Pancreatic Cancer Immunotherapy

Pancreatic ductal adenocarcinoma (PDAC) is currently the 3rd leading cause of cancer-related death in the U.S. A Hallmark of PDAC is its fibrotic and immune suppressive tumor microenvironment that contributes to resistance to chemo- and immunotherapy. A major focus of our laboratory is to identify and target the multiples nodes of immune suppression in PDAC to activate ant-tumor immunity and potentiate currently ineffective immunotherapy regimens for this devastating disease.
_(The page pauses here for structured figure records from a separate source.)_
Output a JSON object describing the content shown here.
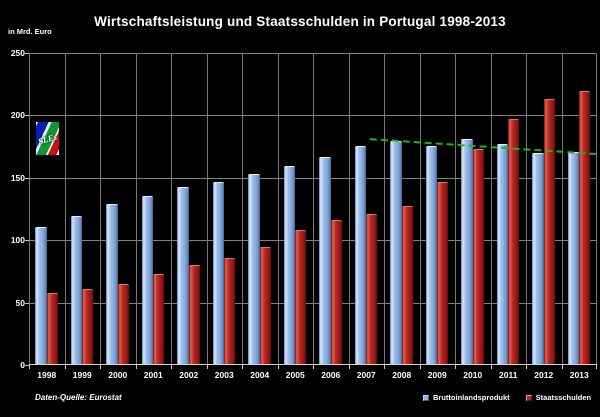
{
  "header": {
    "title": "Wirtschaftsleistung und Staatsschulden in Portugal 1998-2013",
    "unit_label": "in Mrd. Euro"
  },
  "logo": {
    "text": "SLEs"
  },
  "footer": {
    "source": "Daten-Quelle: Eurostat"
  },
  "colors": {
    "background": "#000000",
    "text": "#ffffff",
    "gridline": "#828282",
    "axis": "#d4d4d4",
    "gdp_bar": "#8fb3e3",
    "debt_bar": "#b22622",
    "trendline": "#1eb41e"
  },
  "chart_data": {
    "type": "bar",
    "title": "Wirtschaftsleistung und Staatsschulden in Portugal 1998-2013",
    "ylabel": "in Mrd. Euro",
    "xlabel": "",
    "ylim": [
      0,
      250
    ],
    "yticks": [
      0,
      50,
      100,
      150,
      200,
      250
    ],
    "grid": true,
    "legend_position": "bottom-right",
    "categories": [
      "1998",
      "1999",
      "2000",
      "2001",
      "2002",
      "2003",
      "2004",
      "2005",
      "2006",
      "2007",
      "2008",
      "2009",
      "2010",
      "2011",
      "2012",
      "2013"
    ],
    "series": [
      {
        "name": "Bruttoinlandsprodukt",
        "color": "#8fb3e3",
        "values": [
          110,
          119,
          128,
          135,
          142,
          146,
          152,
          159,
          166,
          175,
          179,
          175,
          180,
          176,
          169,
          170
        ]
      },
      {
        "name": "Staatsschulden",
        "color": "#b22622",
        "values": [
          57,
          60,
          64,
          72,
          79,
          85,
          94,
          107,
          115,
          120,
          127,
          146,
          172,
          196,
          212,
          219
        ]
      }
    ],
    "trendline": {
      "description": "dashed green line marking GDP stagnation from 2008 to 2013",
      "color": "#1eb41e",
      "points": [
        {
          "year": 2007.6,
          "value": 181
        },
        {
          "year": 2014,
          "value": 169
        }
      ]
    }
  }
}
One approach we have taken has been to target mutant KRAS, the oncogenic driver found in >90% of PDAC, as a means to increase tumor immunogenicity. We discovered that a biological outcome of RAS pathway inhibition is cellular senescence, a stress-induced program that results in t­­he proliferative arrest of damaged cells and induction of a non-cell autonomous process called the senescence associated secretory phenotype (SASP) that can regulate tissue remodeling and immune responses. We are investigating how the SASP is regulated transcriptionally and extrinsically by the surrounding PDAC tumor microenvironment. We found a novel epigenetic regulatory mechanism through EZH2 that suppresses the pro-inflammatory SASP and whose targeting can lead to robust immune-mediated tumor clearance in pancreatic cancer. In addition to targeting the tumor directly, we have also uncovered therapeutic targets and are developing tools to reeducate immune suppressive stromal cells in the pancreas TME, including (a) fibroblast populations through remodeling their secretome and (b) myeloid populations through delivery of innate immune agonists and mRNA vaccines containing pro-inflammatory cytokines in collaboration with Dr. Prabhani Atukorale’s group. We believe that combinatorial targeting of tumor cell-autonomous and non-cell autonomous mechanisms of immune suppression can achieve immune-mediate tumor eradication of PDAC, a disease currently lacking in durable therapeutic regimens.